After Prince Albert's death in 1872, the building was inherited by his son Prince Albert jun. The property was managed by the valet August Sabac el Cher, an Afro-German descending from Sudanese Kurdufan, who had been "presented" to his father by Wāli Muhammad Ali of Egypt at Cairo in 1843. The building remained in private hands of the Hohenzollern dynasty even after the German Revolution of 1918–1919.
In 1926 the large Europahaus was built in the backsided gardens. From 1928 to 1931, the Palais was rented by the German government and used as a state guesthouse, hosting such guests as King Amānullāh Khān of Afghanistan in 1928 and King Fuad I of Egypt in 1929.

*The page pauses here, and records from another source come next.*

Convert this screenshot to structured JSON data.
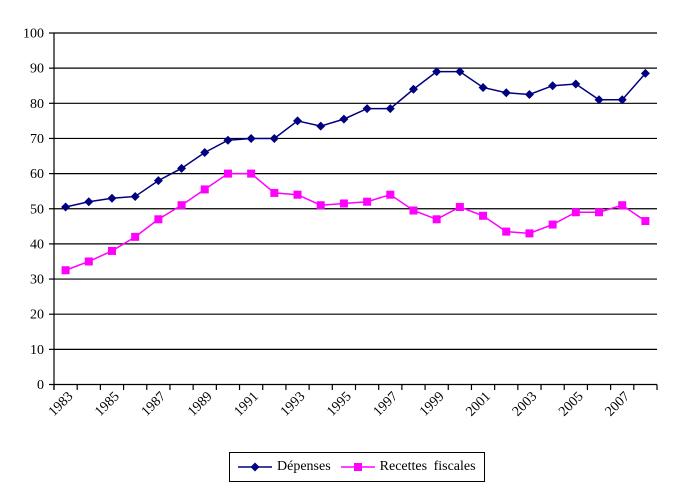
{
  "chart_data": {
    "type": "line",
    "title": "",
    "xlabel": "",
    "ylabel": "",
    "x": [
      1983,
      1984,
      1985,
      1986,
      1987,
      1988,
      1989,
      1990,
      1991,
      1992,
      1993,
      1994,
      1995,
      1996,
      1997,
      1998,
      1999,
      2000,
      2001,
      2002,
      2003,
      2004,
      2005,
      2006,
      2007,
      2008
    ],
    "x_tick_labels": [
      "1983",
      "1985",
      "1987",
      "1989",
      "1991",
      "1993",
      "1995",
      "1997",
      "1999",
      "2001",
      "2003",
      "2005",
      "2007"
    ],
    "y_tick_labels": [
      "0",
      "10",
      "20",
      "30",
      "40",
      "50",
      "60",
      "70",
      "80",
      "90",
      "100"
    ],
    "ylim": [
      0,
      100
    ],
    "ytick_step": 10,
    "grid": "horizontal",
    "background": "#FFFFFF",
    "axis_color": "#000000",
    "legend_position": "bottom-center",
    "series": [
      {
        "name": "Dépenses",
        "color": "#000080",
        "marker": "diamond",
        "values": [
          50.5,
          52,
          53,
          53.5,
          58,
          61.5,
          66,
          69.5,
          70,
          70,
          75,
          73.5,
          75.5,
          78.5,
          78.5,
          84,
          89,
          89,
          84.5,
          83,
          82.5,
          85,
          85.5,
          81,
          81,
          88.5
        ]
      },
      {
        "name": "Recettes fiscales",
        "color": "#FF00FF",
        "marker": "square",
        "values": [
          32.5,
          35,
          38,
          42,
          47,
          51,
          55.5,
          60,
          60,
          54.5,
          54,
          51,
          51.5,
          52,
          54,
          49.5,
          47,
          50.5,
          48,
          43.5,
          43,
          45.5,
          49,
          49,
          51,
          46.5
        ]
      }
    ]
  }
}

The last chapter in the Palais' history began after the Nazi Machtergreifung in 1933. In May, the headquarters of the newly established Gestapo secret police moved into a neighbouring building around the corner on Prinz-Albrecht-Strasse. When in 1934 the Sicherheitsdienst intelligence agency of the Reichsführer SS Heinrich Himmler took control over the Gestapo, Sicherheitsdienst chief Reinhard Heydrich moved from Munich to the Berlin Prinz-Albrecht-Palais. In 1935 also the neighbouring buildings at 101 Wilhelmstrasse and 103/104 Wilhelmstrasse were taken over and integrated into the large complex, which in 1939 became the main administrative seat of the SS-Reichssicherheitshauptamt (RSHA).
The Palais and the adjacent buildings were destroyed during the Battle of Berlin in a RAF air attack on 23 November 1944. Seized by the Soviet Military Administration in Germany after the war, the realty was incorporated into the American sector of Allied-occupied Berlin. The ruins were cleared in 1955, but the site was left vacant. In 1961 Prince Louis Ferdinand of Prussia, head of the House of Hohenzollern, officially renounced all claims to the realty. Today the area is used for the Topography of Terror exhibition, which focuses on the human rights abuses of the Nazi police state.